Your editorial in ASBMB Today (December 2009) struck me as being a bit confused. Your denunciation of the British politician for not following the recommendation of a scientist to effectively reduce penalties on marijuana use shows a lack of understanding of the functions of the panel of experts and the politicians. The former are charged with giving their opinions on the best course their government should take, while the latter are charged with setting policy. Opinions, whether scientific or not, will probably be influenced by the biases, or call them the values, of the experts, and, like all scientific evidence, are inherently incomplete. Policies reflect many things, values (social, religious, economic, etc.) above all, but also fears as to the results of following the panel’s recommendations.
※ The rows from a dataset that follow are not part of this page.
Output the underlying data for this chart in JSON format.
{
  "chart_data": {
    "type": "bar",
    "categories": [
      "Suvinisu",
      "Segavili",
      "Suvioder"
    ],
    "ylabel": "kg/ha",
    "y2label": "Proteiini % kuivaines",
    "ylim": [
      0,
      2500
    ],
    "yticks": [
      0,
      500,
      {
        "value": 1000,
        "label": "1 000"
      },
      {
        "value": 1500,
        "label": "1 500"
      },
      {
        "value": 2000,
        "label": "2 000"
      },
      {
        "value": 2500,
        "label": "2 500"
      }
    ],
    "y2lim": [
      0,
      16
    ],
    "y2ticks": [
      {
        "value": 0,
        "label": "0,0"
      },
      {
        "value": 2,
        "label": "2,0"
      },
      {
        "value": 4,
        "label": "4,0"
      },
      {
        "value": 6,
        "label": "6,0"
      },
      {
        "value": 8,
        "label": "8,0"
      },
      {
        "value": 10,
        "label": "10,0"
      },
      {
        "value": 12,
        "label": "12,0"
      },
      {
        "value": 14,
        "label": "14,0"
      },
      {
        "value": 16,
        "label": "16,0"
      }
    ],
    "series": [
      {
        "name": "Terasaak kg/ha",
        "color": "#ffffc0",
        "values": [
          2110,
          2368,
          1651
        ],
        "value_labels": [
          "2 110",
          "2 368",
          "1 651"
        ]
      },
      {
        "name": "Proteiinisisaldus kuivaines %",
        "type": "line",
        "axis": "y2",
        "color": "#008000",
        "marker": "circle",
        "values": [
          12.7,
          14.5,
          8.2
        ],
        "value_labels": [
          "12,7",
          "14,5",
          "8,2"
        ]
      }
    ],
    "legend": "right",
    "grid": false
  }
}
Politicians are, after all, elected to set policies and to be held responsible for their consequences. If the consequences are bad, no one will remember the panels or who was on them, only the politician(s).
I think you are right, however, that legalization (“decriminalization”) of pot is indeed a flashpoint dividing liberals from conservatives. Liberals tend to stress all the good things they believe will ensue from some proposed change, while conservatives tend to think of all the bad things that might result. As a card-carrying conservative myself (the deuce or trey of clubs, probably), I tend to stress the latter.
To me, there are too many questions involving effects of higher dosages of active ingredient, especially upon the young, and control over suppliers to feel assured of the overall benefits of such a course. Then too, there is a generally ignored question of the social irresponsibility of illegal drug users. Not all changes, however passionately advocated, merit support.